Ma, per fermarsi al capitolo delle correnti e del loro ruolo all’interno dei partiti, non si può non
registrare che anche la democrazia interna ha un senso solo se la politica è protagonista e non un
semplice accessorio. Perché delle due l’una. E cioè, o le correnti sprigionano un forte e qualificato
dibattito politico e allora non solo vanno mantenute ed incentivate ma addirittura regolamentate e
garantite, oppure sono puri strumenti di potere nelle mani di qualche ras che hanno come unico
obiettivo quello di interdire e di condizionare la linea del segretario nazionale da un lato, e di
perseguire un uso spregiudicato del potere nella scelta delle candidature e nella spartizione del
sottogoverno dall’altro. Locale e nazionale. Ed è proprio qui che emerge la profonda diversità tra
un partito della prima repubblica e quelli dell’attuale stagione politica – la Dc e il Pd, nello specifico
– che coltivano al proprio interno una infinita’ di articolazioni di sfumature. Con una differenza di
fondo, però. Nella Democrazia Cristiana esisteva certamente la degenerazione correntizia ma, per
citare Donat-Cattin, le “correnti di pensiero” rappresentavano una specificità e una qualità non
indifferente che contribuivano a guidare un grande partito popolare, di massa, interclassista e di
governo. Una presenza che ancora oggi viene ricordata, e citata, per la sua elaborazione politica e
culturale e per la sua organizzazione profondamente democratica. Accanto, ovviamente, a gruppi
vari di potere legati a mere cordate clientelari e di tessere. Nel Pd, oggi, facendo un doppio salto
temporale, la molteplicità e la continua proliferazione delle correnti assomiglia più ad una gamma
di gruppi organizzati alla ricerca del potere che non a movimenti e correnti dediti al progetto politico
e alla costruzione di un dibattito tra i diversi filoni ideali presenti in quel partito.
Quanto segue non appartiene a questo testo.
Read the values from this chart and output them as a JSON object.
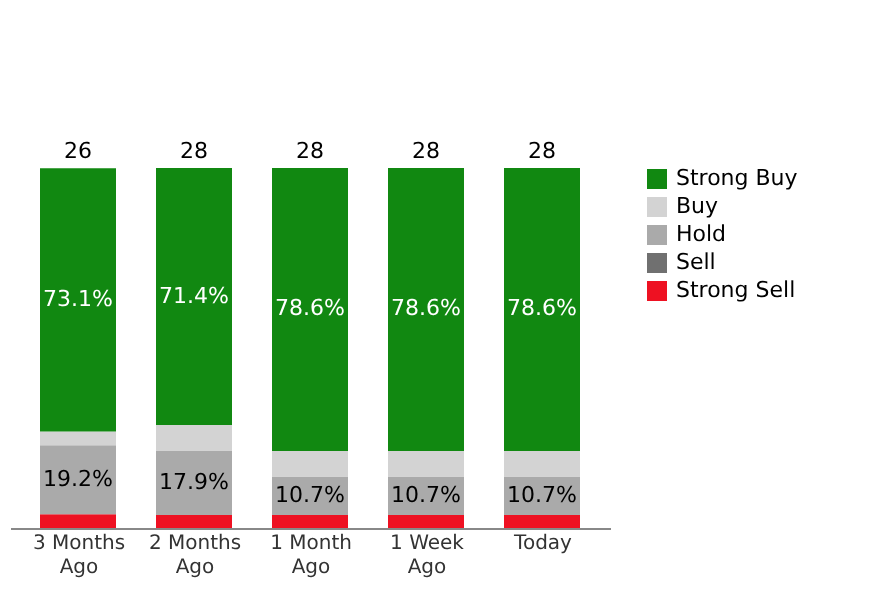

E’ appena il caso di
ricordare che le svariate dispute locali all’interno dl Pd – in qualsiasi parte d’Italia da Torino Palermo
– assomiglia più ad uno scontro tra persone, ognuna con la propria banda o corrente organizzata
che non ad un confronto politico e culturale tra i vari filoni ideali. Al punto che la notizia che da
sempre domina incontrastata in qualsiasi città o paese quando si parla del Pd e’ la conta delle
correnti interne in quella o in quell’altro luogo. Altroché la barzelletta dello scioglimento delle
correnti o dei gruppi organizzati all’interno del Partito democratico. Quelle, con le primarie, restano
i due capisaldi essenziali della natura del Pd. Almeno sino ad oggi. Certo, la fase decadente della
Democrazia Cristiana con la molteplicità delle correnti prive ormai di qualsiasi respiro politico
ricorda molto l’attuale organizzazione del Pd dove la politica e’ drasticamente secondaria rispetto
allo scontro tra le varie cordate interne per la distribuzione del potere. Ma, per non fare di tutta
l’erba un fascio, non posso dimenticare che proprio la Dc e’ stata per molti anni un modello
esemplare di come in un grande partito possa esistere un forte e qualificato dibattito senza per
questo lacerare il tessuto e l’unità profonda dello stesso partito. E anche oggi nel Pd, per citare un
altro grande partito democratico e popolare dopo la stagione renziana del “partito personale “,
l’ormai famoso “Pdr”, e’ possibile recuperare un fecondo dibattito politico, purché sia un confronto
dettato dalla politica e non da uno scontro del tutto artificiale e virtuale tra singoli detentori di
tessere, di potere clientelare interno che prescinde, come ovvio, da qualsiasi valutazione politica,
culturale o sociale.
Comunque sia, ieri la Dc e oggi il Pd, partiti diversi ma comunque attraversati da una qualificata e
robusta democrazia interna. Con molti limiti e molte imperfezioni. Ma sempre meglio di quei partiti
o movimenti politici, soprattutto contemporanei, che si caratterizzano solo e soltanto per la
strategia del capo, con tanti saluti alla democrazia, alla partecipazione interna e al rispetto delle
minoranze. Perché alla fine, meglio un partito un po’ balcanizzato e confuso che un partito guidato
da una sola persona. Perché la conservazione della democrazia, sino a prova contraria, resta la
strada maestra rispetto alle intuizioni di una modernità che ha come effetto, tra gli altri, quello di
incrementare la deriva autoritaria e illiberale delle stesse istituzioni.